As much as we can, we like to make provisions so that dummy items can be made functional at some stage in the future if this is required. For this reason, it was constructed using the same measurements that we would use if building a working radio - although there's obviously no circuit board or display fitted to this example.
And because we don't know how it might be used in the future, we ensured that the paint is bleed-proof should backlighting ever be needed, and the three buttonheads are similarly constructed and can all be individually removed for re-use.
We've previously found that dummy items are just as susceptible to people trying to operate them as functional parts, so we made sure to fit some encoders behind the two knobs - this means that they can be freely turned without causing any physical damage. Dummy buttons are also likely to be pressed, meaning that it's a good idea to secure them in place to prevent frustrated pilots from pushing them through the panel in their efforts to force some reaction!
This particular radio was destined for a Cessna Citation simulator, but we've also seen photos of them being used in TBM-900's, which happens to be the next product range that we're currently working on ...
Tuesday, December 24, 2019
A few months ago we had a request for a custom annunciator panel that was to be based around the standard King Air Glareshield Annunciators that we sell. The basic aspect of the panel is determined by the footprint of the LED circuit board, although we altered the shape of the unit to suit our customer's need. We also removed the dimming potentiometer from the left-hand side of the panel.
Each annunciator is a completely separate piece and can be easily removed from the rear of panel and replaced with a new/different legend at a later stage if required.
As a comparison, below is a photo of our standard King Air Glareshield Annunciator Panel, with the LEDs powered.
Four different LED colours were used in the custom panel (red, yellow, blue, and cool white), and although it's not shown very well in the photos below, the blue was actually a nice deep colour and not quite as 'washed out' as it appears here.
Prior to manufacturing the actual panel, we also provided several previews of what it would eventually look like. This allowed us to alter a couple of details, such as the wording of FUEL CROSSFEED, which was changed to the more aesthetically-pleasing FUEL X FEED.
These previews also allowed us to show how the panel could be mounted, and we could also provide the exact dimensions of the cut-out required and the placement of the mounting holes.
Monday, December 16, 2019
This is a Trim & Emergency Gear Release Panel that's destined for a Cessna Citation Mustang simulator.

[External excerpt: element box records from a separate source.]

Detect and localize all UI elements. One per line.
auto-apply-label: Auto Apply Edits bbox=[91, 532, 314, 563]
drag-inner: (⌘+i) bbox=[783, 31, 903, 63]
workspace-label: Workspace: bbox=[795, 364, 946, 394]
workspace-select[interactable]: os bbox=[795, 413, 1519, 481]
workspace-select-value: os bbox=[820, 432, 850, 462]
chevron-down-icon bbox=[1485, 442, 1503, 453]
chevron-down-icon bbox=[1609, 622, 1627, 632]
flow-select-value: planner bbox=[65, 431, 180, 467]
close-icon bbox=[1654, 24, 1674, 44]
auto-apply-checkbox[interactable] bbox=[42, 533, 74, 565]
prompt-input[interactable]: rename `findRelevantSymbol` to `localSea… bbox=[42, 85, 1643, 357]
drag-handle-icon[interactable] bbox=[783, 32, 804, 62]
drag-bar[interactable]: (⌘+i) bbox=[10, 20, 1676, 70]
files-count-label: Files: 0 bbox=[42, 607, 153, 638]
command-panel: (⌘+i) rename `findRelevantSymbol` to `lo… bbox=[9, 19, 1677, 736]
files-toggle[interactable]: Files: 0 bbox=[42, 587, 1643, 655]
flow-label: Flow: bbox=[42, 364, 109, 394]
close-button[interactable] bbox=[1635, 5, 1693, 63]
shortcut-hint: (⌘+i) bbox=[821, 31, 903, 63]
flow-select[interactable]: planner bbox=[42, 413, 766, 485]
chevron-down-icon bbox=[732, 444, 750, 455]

The Aileron Trim Knob can be rotated to momentarily activate either L Wing Down or R Wing Down via a centre-spring mechansim and a couple of microswitches. You can see this being operated in the following short video clip ...
As seen in the clip above, unlike the real aircraft, the split switch for the Rudder Trim is only designed to 'look' like two separate switches; it's actually mounted on the same centre-biased switch.
As with the majority of our panels, it's fully backlit. The lighting on this particular panel is being run on 12V.
The following photos are of the Emergency Gear Release Pull Lever that the two arrows refer to on the lower portion of the panel itself.
The handle has been fitted to pull on/pull off switch, to allow some functionality.
And here's one of the images that we used as a reference for the design of the panel ...
Tuesday, December 03, 2019
This is the central section of a King Air B200 Main Instrument Panel that we supplied to a customer a year or so ago, complete with six of our dual radios, operational altitude alert, and an RNS530 unit.
Below is a better shot of the backlighting whilst the panel was still in the process of being populated ...
As with most of the parts that we supply, we fitted all of the hardware to the panel prior to sending it. This allows us to verify that everything fits correctly, and it also hopefully means that the installation once delivered will be a little more straight-forward.